As companies rely increasingly on machine learning models to run their businesses, it’s imperative to include anti-bias measures to ensure these models are not making false or misleading assumptions. Today at AWS re:Invent, AWS introduced Amazon SageMaker Clarify to help reduce bias in machine learning models.
“We are launching Amazon SageMaker Clarify. And what that does is it allows you to have insight into your data and models throughout your machine learning lifecycle,” Bratin Saha, Amazon VP and general manager of machine learning told TechCrunch.
He says that it is designed to analyze the data for bias before you start data prep, so you can find these kinds of problems before you even start building your model.
“Once I have my training data set, I can [look at things like if I have] an equal number of various classes, like do I have equal numbers of males and females or do I have equal numbers of other kinds of classes, and we have a set of several metrics that you can use for the statistical analysis so you get real insight into easier data set balance,” Saha explained.
After you build your model, you can run SageMaker Clarify again to look for similar factors that might have crept into your model as you built it. “So you start off by doing statistical bias analysis on your data, and then post training you can again do analysis on the model,” he said.
There are multiple types of bias that can enter a model due to the background of the data scientists building the model, the nature of the data and how they data scientists interpret that data through the model they built. While this can be problematic in general it can also lead to racial stereotypes being extended to algorithms. As an example, facial recognition systems have proven quite accurate at identifying white faces, but much less so when it comes to recognizing people of color.

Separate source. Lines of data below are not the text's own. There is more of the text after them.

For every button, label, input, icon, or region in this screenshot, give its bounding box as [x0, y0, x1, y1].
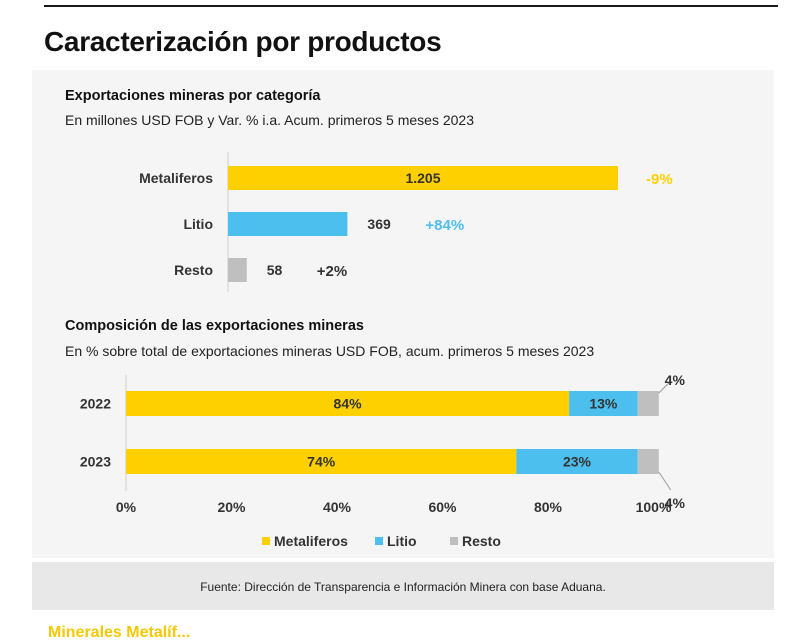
chart2-segment-label: 13%	[589, 396, 618, 412]
chart2-tick-label: 100%	[636, 499, 672, 515]
chart2-category-label: 2023	[80, 454, 111, 470]
source-bar: Fuente: Dirección de Transparencia e Inf…	[32, 562, 774, 610]
chart2-title: Composición de las exportaciones mineras	[65, 318, 364, 334]
chart2-tick-label: 20%	[217, 499, 246, 515]
chart1-change-label: +84%	[425, 217, 464, 234]
chart2-leader-line	[658, 380, 672, 394]
legend-swatch-litio	[375, 537, 383, 545]
chart1-svg: Metaliferos 1.205 -9% Litio 369 +84% Resto 58 +2…	[139, 152, 673, 292]
source-note: Fuente: Dirección de Transparencia e Inf…	[200, 580, 606, 594]
chart2-tick-label: 80%	[534, 499, 563, 515]
chart2-segment-label: 4%	[665, 495, 686, 511]
chart1-subtitle: En millones USD FOB y Var. % i.a. Acum. …	[65, 112, 475, 128]
chart2-segment-litio	[569, 391, 638, 416]
chart2-tick-label: 60%	[428, 499, 457, 515]
chart1-change-label: -9%	[646, 171, 673, 188]
legend-swatch-metaliferos	[262, 537, 270, 545]
top-rule	[44, 5, 778, 7]
chart1-value-label: 1.205	[405, 170, 440, 186]
legend-label-metaliferos: Metaliferos	[274, 533, 348, 549]
chart2-segment-litio	[516, 449, 638, 474]
chart2-segment-label: 23%	[563, 454, 592, 470]
next-section-heading-cut: Minerales Metalíf...	[48, 624, 191, 641]
chart-panel: Exportaciones mineras por categoría En m…	[32, 70, 774, 558]
chart2-segment-metaliferos	[126, 449, 517, 474]
chart1-category-label: Litio	[183, 216, 213, 232]
chart2-segment-metaliferos	[126, 391, 570, 416]
chart2-subtitle: En % sobre total de exportaciones minera…	[65, 343, 595, 359]
legend-swatch-resto	[450, 537, 458, 545]
chart1-value-label: 369	[367, 216, 391, 232]
chart1-change-label: +2%	[317, 263, 347, 280]
chart1-title: Exportaciones mineras por categoría	[65, 88, 321, 104]
chart1-category-label: Resto	[174, 262, 213, 278]
chart2-category-label: 2022	[80, 396, 111, 412]
chart1-bar	[228, 258, 247, 282]
chart1-category-label: Metaliferos	[139, 170, 213, 186]
page-title: Caracterización por productos	[44, 26, 442, 57]
chart1-bar	[228, 166, 618, 190]
chart1-value-label: 58	[267, 262, 283, 278]
chart2-segment-resto	[637, 449, 659, 474]
legend-label-litio: Litio	[387, 533, 417, 549]
chart2-leader-line	[658, 471, 672, 491]
legend-label-resto: Resto	[462, 533, 501, 549]
chart2-svg: 2022 84% 13% 4% 2023 74% 23% 4% 0% 20% 40% 60% 80% 10…	[80, 372, 686, 549]
chart2-tick-label: 0%	[116, 499, 137, 515]
chart2-segment-label: 84%	[334, 396, 363, 412]
chart2-segment-label: 4%	[665, 372, 686, 388]
chart1-bar	[228, 212, 348, 236]
chart2-segment-resto	[637, 391, 659, 416]
chart2-segment-label: 74%	[307, 454, 336, 470]
chart2-tick-label: 40%	[323, 499, 352, 515]
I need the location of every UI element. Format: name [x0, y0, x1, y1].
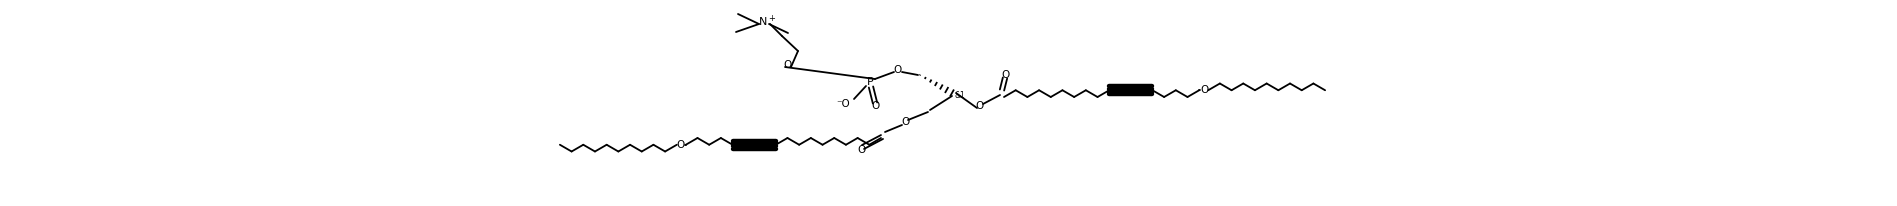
Text: O: O	[1002, 70, 1009, 80]
Text: N: N	[759, 17, 766, 27]
Text: O: O	[975, 101, 985, 111]
Text: +: +	[768, 14, 776, 22]
Text: O: O	[871, 101, 878, 111]
Text: O: O	[857, 145, 867, 155]
Text: O: O	[901, 117, 909, 127]
Text: O: O	[783, 60, 793, 70]
Text: O: O	[893, 65, 903, 75]
Text: P: P	[867, 77, 873, 87]
Text: O: O	[677, 140, 685, 150]
Text: &1: &1	[954, 90, 966, 99]
Text: O: O	[1201, 85, 1208, 95]
Text: ⁻O: ⁻O	[837, 99, 850, 109]
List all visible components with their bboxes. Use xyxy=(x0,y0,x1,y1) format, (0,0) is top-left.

It may be difficult to identify these kinds of biases with software as it often has to do with team makeup and other factors outside the purview of a software analysis tool, but Saha says they are trying to make that software approach as comprehensive as possible.
“If you look at SageMaker Clarify it gives you data bias analysis, it gives you model bias analysis, it gives you model explainability it gives you poor inference explainability it gives you a global explainability,” Saha said.
Saha says that Amazon is aware of the bias problem and that is why it created this tool to help, but he recognizes that this tool alone won’t eliminate all of the bias issues that can crop up in machine learning models, and they offer other ways to help too.
“We are also working with our customers in various ways. So we have documentation, best practices, and we point our customers to how to be able to architect their systems and work with the system so they get the desired results,” he said.
SageMaker Clarify is available starting to day in multiple regions.